In the initial years the transfer from the fund exceeded 4% of the fund, but in recent years this gap has narrowed and the transfers from the petroleum fund is now in accordance with the guidelines.


The day to day management of the fund is delegated from the Ministry of Finance to The Central Bank of Norway. The Ministry of Finance specifies how and where the fund is allowed to invest, and designs ethical guidelines while the Central Bank manages the fund.


The Norwegian petroleum fund ensures that (i) transparency in how much income the petroleum sector contributes, (ii) transparency in how much of the fund is used each year, (iii) the fund is integrated in the budget process (unlike for example in Alaska, where the fund operated independently from other government budgets), (iv) the management of the fund is based on professional economic decisions at the same time as satisfying ethical guidelines, but (v) still the fund is under democratic public control.

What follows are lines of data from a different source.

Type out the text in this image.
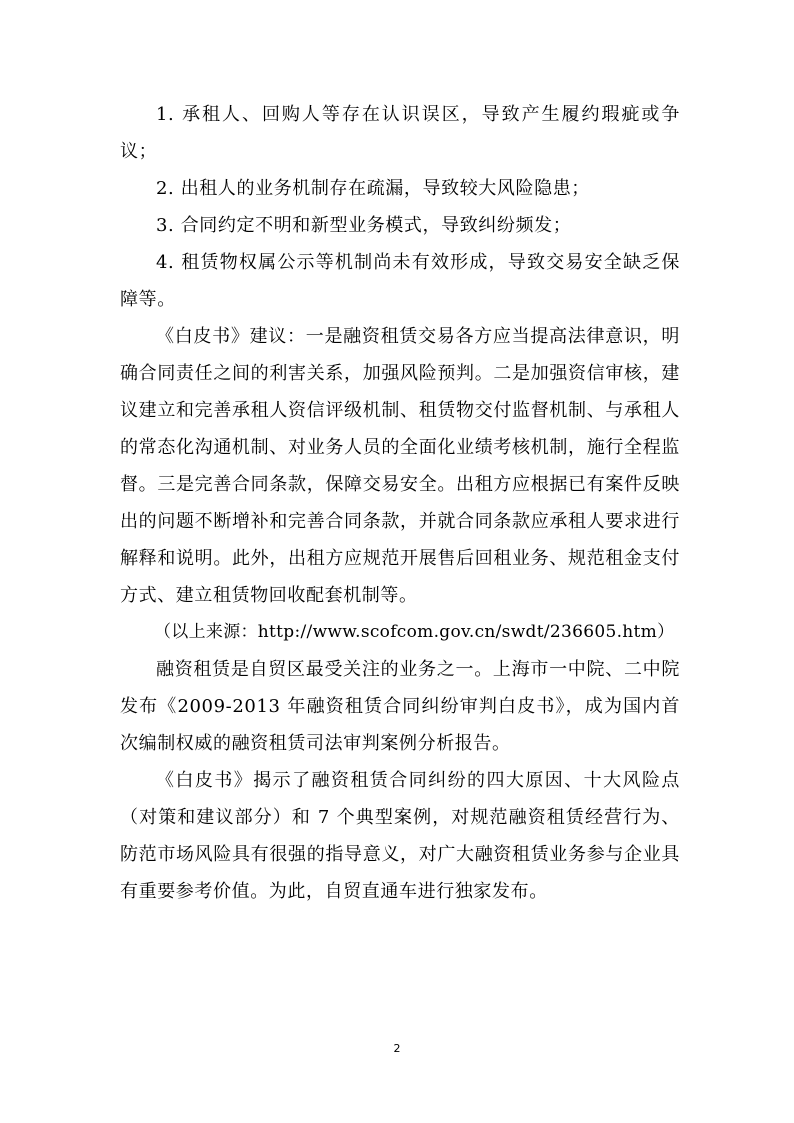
1. 承租人、回购人等存在认识误区，导致产生履约瑕疵或争议；

2. 出租人的业务机制存在疏漏，导致较大风险隐患；

3. 合同约定不明和新型业务模式，导致纠纷频发；

4. 租赁物权属公示等机制尚未有效形成，导致交易安全缺乏保障等。

《白皮书》建议：一是融资租赁交易各方应当提高法律意识，明确合同责任之间的利害关系，加强风险预判。二是加强资信审核，建议建立和完善承租人资信评级机制、租赁物交付监督机制、与承租人的常态化沟通机制、对业务人员的全面化业绩考核机制，施行全程监督。三是完善合同条款，保障交易安全。出租方应根据已有案件反映出的问题不断增补和完善合同条款，并就合同条款应承租人要求进行解释和说明。此外，出租方应规范开展售后回租业务、规范租金支付方式、建立租赁物回收配套机制等。

（以上来源：http://www.scofcom.gov.cn/swdt/236605.htm）

融资租赁是自贸区最受关注的业务之一。上海市一中院、二中院发布《2009-2013 年融资租赁合同纠纷审判白皮书》，成为国内首次编制权威的融资租赁司法审判案例分析报告。

《白皮书》揭示了融资租赁合同纠纷的四大原因、十大风险点（对策和建议部分）和 7 个典型案例，对规范融资租赁经营行为、防范市场风险具有很强的指导意义，对广大融资租赁业务参与企业具有重要参考价值。为此，自贸直通车进行独家发布。

2
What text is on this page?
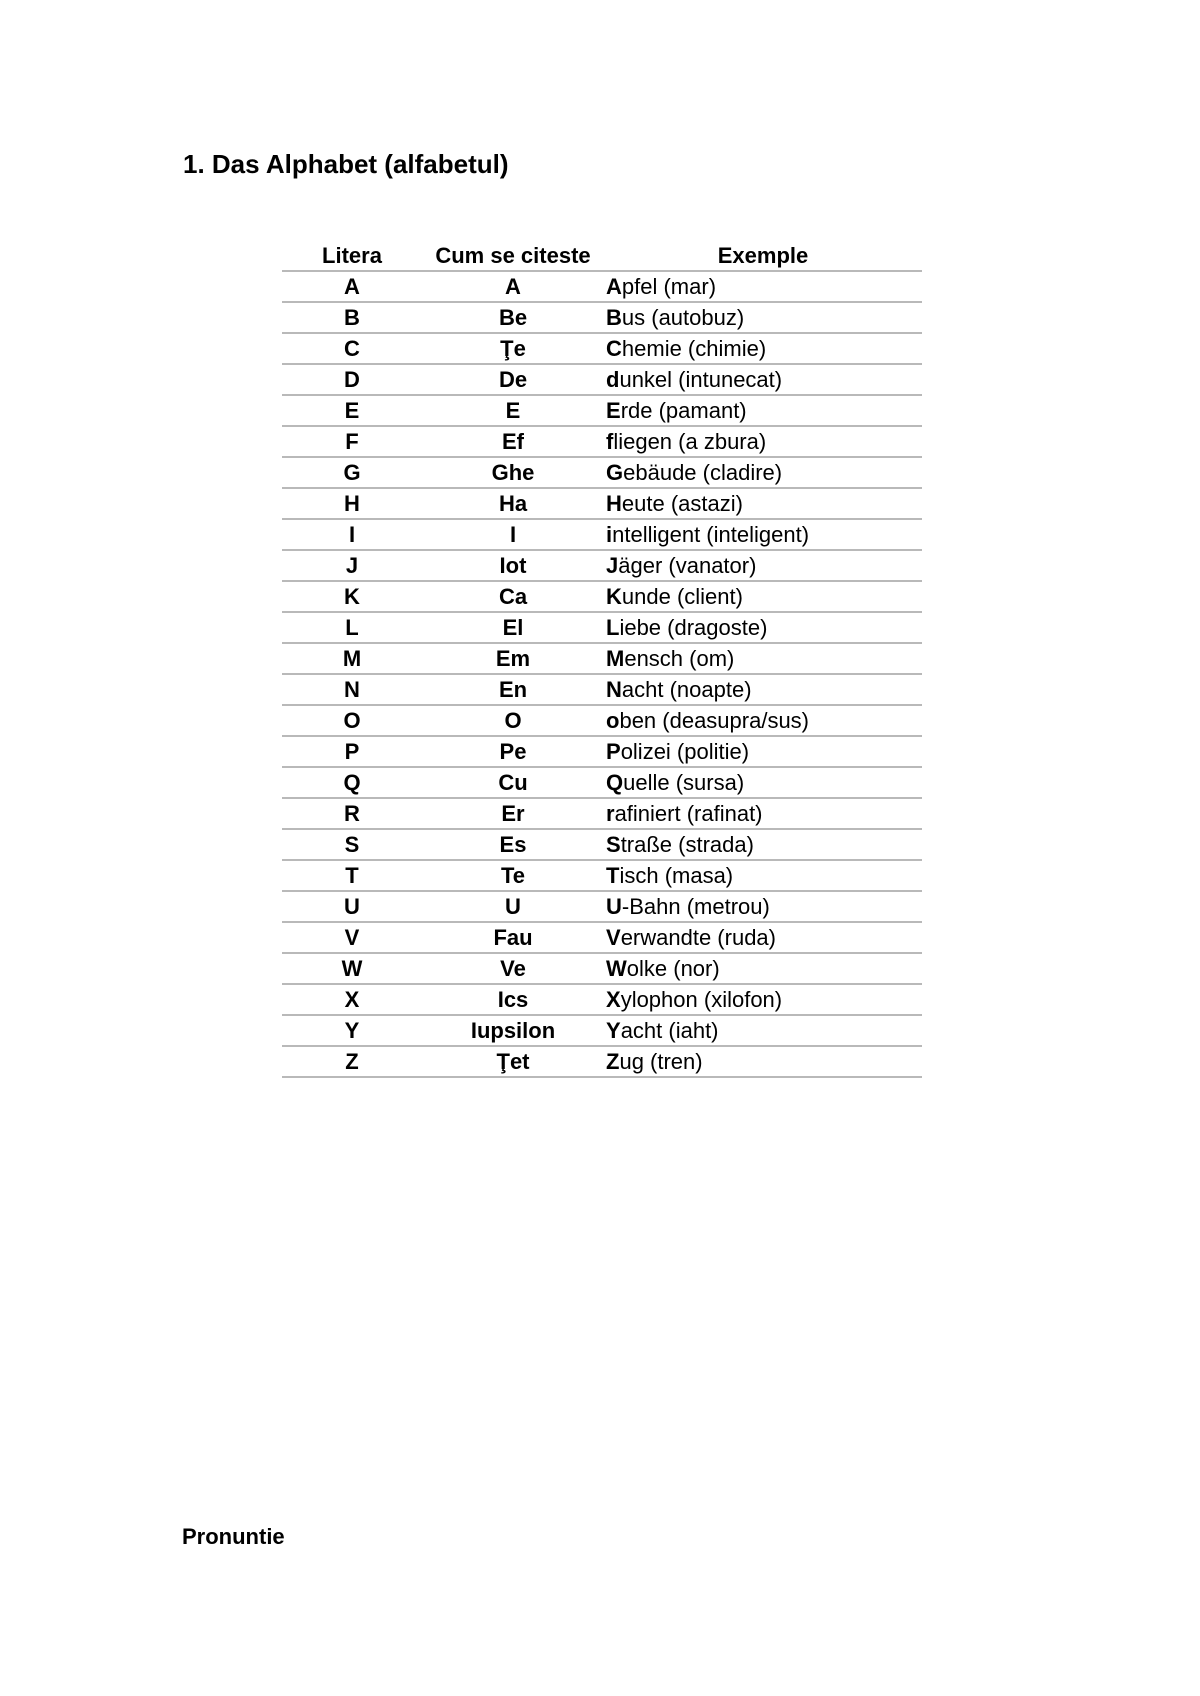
1. Das Alphabet (alfabetul)
Litera	Cum se citeste	Exemple
A	A	Apfel (mar)
B	Be	Bus (autobuz)
C	Ţe	Chemie (chimie)
D	De	dunkel (intunecat)
E	E	Erde (pamant)
F	Ef	fliegen (a zbura)
G	Ghe	Gebäude (cladire)
H	Ha	Heute (astazi)
I	I	intelligent (inteligent)
J	Iot	Jäger (vanator)
K	Ca	Kunde (client)
L	El	Liebe (dragoste)
M	Em	Mensch (om)
N	En	Nacht (noapte)
O	O	oben (deasupra/sus)
P	Pe	Polizei (politie)
Q	Cu	Quelle (sursa)
R	Er	rafiniert (rafinat)
S	Es	Straße (strada)
T	Te	Tisch (masa)
U	U	U-Bahn (metrou)
V	Fau	Verwandte (ruda)
W	Ve	Wolke (nor)
X	Ics	Xylophon (xilofon)
Y	Iupsilon	Yacht (iaht)
Z	Ţet	Zug (tren)
Pronuntie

Interestingly, at the same day as the “decision rule” was announced, the monetary policy was shifted to an inflation targeting regime. One implication of the inflation targeting mandate of the Central Bank was that the interest rate had to be increased as soon as the Central Bank perceived that there was about to be pressure in the economy. Vocal voters, among them families with mortgages, would be very unhappy with interest hikes. As a result the policy makers soon learned that they would lose voters if there were reasons to blame them for generating excess pressure in the economy. In the public debate breaking the “decision rule” has been the yardstick when evaluating the soundness of fiscal policy.